アメリカの新聞社でグラフィックデザイナーとして働き、「あおくんときいろちゃん」で作家デビューを果たしたレオニ。まさに立身出世の真っただ中だったのにも関わらず、アメリカでの名声を捨て、故国イタリアへと帰国しています。その後、イタリアで本格的な芸術活動を始め、次々と絵本を作成、出版していきます。その頃のレオニは、もはやグラフィックデザイナーとしての技術を越え、思想家、哲学者としての表現を盛り込んだ作品を作るようになります。イタリアで一人芸術活動を進める中、第二次世界大戦が終わった世界で「自らが政治的にどういう役割を担えるのか」と模索した時期もあったレオニ。そんな自身を彼は、他の魚と違った特徴をもった黒い魚、スイミーに投影したのです。

仲間を失い、孤独に海をさまようスイミー。最初は寂しかったけれど、ふと回りを見れば美しい世界が広がっていることに気が付き、またその中で自分という存在を意識し始めます。つまり、ここでは孤独の中で自分を見つめることにより、自己認識を深めるというメッセージが込められているのです。そして他の魚とは違う体の色を活かし、「ぼくが目になろう」と魚たちを先導してマグロを追い返すという展開。レオニは異分子であるスイミーを通して、人々にはそれぞれ個性と役割があるということ、そして、芸術家として他の者が見えないものを見ることのできる人間がいるということを伝えたかったようです。

彼のアトリエに近所の子供たちを集めてスイミーの読み聞かせをしたとき、「黒いおさかなは、絵を描く人に似ているとは思わない?この絵本をつくったような絵描きさんに。」と問いかけたそうです。そこからは、レオニが芸術家として物作りを続けきたことに誇りを持っていたことがうかがえます。物語を通して人々にメッセージを伝える。きっと彼は自身の役割を心から愛していたのでしょう。

レオニの書いた作品は誰もが読みやすい物語になっていますが、その裏には意味深いメッセージが込められています。
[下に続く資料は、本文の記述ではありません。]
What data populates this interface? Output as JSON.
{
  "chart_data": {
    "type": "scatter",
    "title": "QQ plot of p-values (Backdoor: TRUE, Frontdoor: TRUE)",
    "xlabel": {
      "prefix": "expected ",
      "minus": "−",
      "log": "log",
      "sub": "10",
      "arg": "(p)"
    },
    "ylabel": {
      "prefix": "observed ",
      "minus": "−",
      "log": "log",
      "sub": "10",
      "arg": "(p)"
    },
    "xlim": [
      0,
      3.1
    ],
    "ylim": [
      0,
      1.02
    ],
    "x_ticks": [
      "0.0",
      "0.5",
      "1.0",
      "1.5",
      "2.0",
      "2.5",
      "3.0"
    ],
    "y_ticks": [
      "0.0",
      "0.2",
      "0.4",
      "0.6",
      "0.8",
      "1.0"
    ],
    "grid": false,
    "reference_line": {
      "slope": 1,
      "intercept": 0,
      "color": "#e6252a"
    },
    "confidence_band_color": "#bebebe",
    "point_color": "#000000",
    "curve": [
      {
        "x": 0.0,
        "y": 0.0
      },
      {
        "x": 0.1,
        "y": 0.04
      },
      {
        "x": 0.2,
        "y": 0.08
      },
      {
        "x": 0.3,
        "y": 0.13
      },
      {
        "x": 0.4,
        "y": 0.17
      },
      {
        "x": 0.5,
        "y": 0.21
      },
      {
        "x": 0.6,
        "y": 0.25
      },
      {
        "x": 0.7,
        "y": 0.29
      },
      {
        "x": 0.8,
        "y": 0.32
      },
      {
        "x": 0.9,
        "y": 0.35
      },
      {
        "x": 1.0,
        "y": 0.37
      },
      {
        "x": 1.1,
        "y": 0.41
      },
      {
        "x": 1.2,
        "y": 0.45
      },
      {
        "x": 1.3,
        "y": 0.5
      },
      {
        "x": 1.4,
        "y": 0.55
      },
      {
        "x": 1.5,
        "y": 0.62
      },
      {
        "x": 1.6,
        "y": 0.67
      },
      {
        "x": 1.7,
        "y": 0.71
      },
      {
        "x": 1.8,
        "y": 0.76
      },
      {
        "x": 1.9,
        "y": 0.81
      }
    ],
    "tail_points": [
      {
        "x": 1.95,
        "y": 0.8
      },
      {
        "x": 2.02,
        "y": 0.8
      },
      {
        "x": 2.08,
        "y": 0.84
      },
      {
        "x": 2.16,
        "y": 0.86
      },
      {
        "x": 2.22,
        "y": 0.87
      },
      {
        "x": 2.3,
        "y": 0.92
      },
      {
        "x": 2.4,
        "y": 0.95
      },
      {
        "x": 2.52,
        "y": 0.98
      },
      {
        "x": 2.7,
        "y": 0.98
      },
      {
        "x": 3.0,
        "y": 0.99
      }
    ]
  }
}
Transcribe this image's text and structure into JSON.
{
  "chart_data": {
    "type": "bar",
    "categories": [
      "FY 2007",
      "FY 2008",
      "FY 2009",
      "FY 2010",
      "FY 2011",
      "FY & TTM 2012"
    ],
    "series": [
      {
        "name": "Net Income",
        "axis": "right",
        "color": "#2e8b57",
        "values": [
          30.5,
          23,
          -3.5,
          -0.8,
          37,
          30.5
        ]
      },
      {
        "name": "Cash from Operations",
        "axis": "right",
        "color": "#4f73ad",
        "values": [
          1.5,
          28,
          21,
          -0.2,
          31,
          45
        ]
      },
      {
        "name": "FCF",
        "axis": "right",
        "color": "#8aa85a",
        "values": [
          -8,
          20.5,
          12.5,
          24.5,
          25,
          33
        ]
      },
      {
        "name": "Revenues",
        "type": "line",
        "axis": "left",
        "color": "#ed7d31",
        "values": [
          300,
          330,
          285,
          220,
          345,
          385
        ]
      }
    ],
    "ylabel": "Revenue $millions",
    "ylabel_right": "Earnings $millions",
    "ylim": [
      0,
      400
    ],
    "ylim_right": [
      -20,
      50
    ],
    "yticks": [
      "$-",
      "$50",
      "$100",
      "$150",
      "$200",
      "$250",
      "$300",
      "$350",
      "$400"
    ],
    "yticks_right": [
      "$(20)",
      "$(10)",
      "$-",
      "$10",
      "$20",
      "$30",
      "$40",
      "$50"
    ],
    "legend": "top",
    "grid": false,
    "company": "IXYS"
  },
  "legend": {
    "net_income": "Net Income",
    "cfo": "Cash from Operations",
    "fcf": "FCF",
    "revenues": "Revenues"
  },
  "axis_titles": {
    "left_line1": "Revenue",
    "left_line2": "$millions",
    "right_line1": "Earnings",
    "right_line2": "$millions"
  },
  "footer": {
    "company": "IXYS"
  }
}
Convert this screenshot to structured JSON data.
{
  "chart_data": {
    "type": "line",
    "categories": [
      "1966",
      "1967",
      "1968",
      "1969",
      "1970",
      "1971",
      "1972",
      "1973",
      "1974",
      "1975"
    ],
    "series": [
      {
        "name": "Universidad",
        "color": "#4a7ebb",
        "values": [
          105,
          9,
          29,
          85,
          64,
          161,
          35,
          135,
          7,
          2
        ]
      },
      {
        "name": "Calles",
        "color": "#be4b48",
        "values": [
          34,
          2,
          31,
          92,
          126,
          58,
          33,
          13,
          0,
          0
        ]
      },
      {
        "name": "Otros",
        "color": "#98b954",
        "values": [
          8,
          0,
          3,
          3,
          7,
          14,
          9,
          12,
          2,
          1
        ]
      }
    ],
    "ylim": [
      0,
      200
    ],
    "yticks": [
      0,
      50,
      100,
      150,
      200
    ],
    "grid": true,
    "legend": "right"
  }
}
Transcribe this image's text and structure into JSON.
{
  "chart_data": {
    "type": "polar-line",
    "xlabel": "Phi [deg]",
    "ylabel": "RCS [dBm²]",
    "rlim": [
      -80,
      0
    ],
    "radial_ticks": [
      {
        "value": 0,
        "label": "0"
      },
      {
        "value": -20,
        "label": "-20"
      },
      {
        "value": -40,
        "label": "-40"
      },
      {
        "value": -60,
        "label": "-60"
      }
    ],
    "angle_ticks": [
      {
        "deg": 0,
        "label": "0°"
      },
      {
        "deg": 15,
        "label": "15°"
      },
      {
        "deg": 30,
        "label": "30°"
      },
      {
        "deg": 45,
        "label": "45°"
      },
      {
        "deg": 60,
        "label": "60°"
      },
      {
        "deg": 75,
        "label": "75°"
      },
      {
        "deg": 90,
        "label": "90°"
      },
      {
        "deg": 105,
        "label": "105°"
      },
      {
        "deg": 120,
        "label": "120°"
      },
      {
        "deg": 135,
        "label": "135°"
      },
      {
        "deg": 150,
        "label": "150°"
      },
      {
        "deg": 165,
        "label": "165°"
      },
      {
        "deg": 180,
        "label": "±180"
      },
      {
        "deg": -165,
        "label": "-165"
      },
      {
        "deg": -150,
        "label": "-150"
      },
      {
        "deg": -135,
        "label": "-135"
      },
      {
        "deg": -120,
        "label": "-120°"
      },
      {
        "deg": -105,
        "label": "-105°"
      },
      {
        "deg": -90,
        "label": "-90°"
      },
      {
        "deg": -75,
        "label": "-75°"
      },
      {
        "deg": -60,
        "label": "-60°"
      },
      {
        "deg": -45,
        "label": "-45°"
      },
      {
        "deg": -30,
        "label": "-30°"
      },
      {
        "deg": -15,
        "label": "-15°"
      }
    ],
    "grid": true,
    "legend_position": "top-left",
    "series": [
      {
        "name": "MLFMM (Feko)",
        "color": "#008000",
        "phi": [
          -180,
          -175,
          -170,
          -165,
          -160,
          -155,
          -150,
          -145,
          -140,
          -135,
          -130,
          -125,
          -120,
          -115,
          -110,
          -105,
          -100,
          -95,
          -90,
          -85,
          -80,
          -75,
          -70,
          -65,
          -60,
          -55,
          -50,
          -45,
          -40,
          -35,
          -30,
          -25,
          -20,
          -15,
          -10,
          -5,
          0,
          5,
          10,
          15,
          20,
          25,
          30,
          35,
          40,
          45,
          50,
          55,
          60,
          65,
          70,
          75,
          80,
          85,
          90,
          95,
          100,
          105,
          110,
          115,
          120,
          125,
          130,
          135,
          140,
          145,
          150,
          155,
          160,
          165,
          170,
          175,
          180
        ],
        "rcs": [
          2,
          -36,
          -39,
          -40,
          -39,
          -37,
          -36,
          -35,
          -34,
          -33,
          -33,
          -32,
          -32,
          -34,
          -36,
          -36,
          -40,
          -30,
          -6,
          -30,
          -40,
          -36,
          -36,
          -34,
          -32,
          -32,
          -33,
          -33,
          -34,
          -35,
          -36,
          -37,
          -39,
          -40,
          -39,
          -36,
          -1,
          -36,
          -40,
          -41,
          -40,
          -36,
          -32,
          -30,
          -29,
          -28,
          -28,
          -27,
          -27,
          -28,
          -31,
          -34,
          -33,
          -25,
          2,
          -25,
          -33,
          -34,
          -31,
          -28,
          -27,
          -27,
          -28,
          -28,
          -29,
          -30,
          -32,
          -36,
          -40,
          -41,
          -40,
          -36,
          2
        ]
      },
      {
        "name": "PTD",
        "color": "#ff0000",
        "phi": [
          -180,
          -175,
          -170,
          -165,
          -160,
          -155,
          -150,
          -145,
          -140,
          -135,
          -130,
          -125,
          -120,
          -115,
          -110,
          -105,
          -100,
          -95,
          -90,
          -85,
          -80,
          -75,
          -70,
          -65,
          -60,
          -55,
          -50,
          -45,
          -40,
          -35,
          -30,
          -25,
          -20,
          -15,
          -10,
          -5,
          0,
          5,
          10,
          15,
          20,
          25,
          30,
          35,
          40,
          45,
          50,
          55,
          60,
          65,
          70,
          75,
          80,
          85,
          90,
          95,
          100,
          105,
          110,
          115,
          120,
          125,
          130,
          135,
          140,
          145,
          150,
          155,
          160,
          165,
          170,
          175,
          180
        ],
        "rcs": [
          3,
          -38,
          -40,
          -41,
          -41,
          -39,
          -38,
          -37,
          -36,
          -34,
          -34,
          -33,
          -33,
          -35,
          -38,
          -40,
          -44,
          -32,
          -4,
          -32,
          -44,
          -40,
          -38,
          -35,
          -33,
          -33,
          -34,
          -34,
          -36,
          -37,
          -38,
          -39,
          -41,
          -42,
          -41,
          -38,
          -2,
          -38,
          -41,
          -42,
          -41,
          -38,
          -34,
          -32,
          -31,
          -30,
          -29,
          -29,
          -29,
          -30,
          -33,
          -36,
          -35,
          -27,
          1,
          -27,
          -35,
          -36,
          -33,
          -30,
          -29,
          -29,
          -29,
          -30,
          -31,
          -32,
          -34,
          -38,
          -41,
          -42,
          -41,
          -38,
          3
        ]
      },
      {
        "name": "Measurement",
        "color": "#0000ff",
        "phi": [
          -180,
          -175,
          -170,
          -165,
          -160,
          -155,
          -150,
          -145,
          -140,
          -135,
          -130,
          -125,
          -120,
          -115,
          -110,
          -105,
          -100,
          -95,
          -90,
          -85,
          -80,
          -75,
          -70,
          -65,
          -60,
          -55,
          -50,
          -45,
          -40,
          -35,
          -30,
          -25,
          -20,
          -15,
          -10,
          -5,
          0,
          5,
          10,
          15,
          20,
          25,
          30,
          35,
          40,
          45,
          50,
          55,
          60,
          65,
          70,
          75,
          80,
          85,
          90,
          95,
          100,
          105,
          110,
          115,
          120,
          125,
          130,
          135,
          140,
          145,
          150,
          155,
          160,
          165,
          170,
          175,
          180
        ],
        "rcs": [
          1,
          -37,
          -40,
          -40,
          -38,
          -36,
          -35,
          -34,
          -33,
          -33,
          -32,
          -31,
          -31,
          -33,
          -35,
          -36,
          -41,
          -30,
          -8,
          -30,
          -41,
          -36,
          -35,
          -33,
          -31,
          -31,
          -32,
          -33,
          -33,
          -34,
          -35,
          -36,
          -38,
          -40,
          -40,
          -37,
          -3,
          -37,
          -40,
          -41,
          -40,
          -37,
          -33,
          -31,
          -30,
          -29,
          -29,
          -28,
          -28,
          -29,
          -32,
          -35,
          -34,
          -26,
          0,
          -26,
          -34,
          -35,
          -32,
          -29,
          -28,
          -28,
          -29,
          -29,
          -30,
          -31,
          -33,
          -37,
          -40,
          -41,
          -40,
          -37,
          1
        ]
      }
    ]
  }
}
小さなお子さんにはちょっぴり難しい要素も・・・。しかし、メッセージはどれも私たち人間が自分らしく、人間らしく生きるための彼からのアドバイスのような気がします。日々の生活に追われると、いつの間にか忘れかけてしまいがちな大切な心得とも受け取れます。読み手の心にいつまでも残る懐かしの物語、もう一度手に取って読んでみてはいかかが?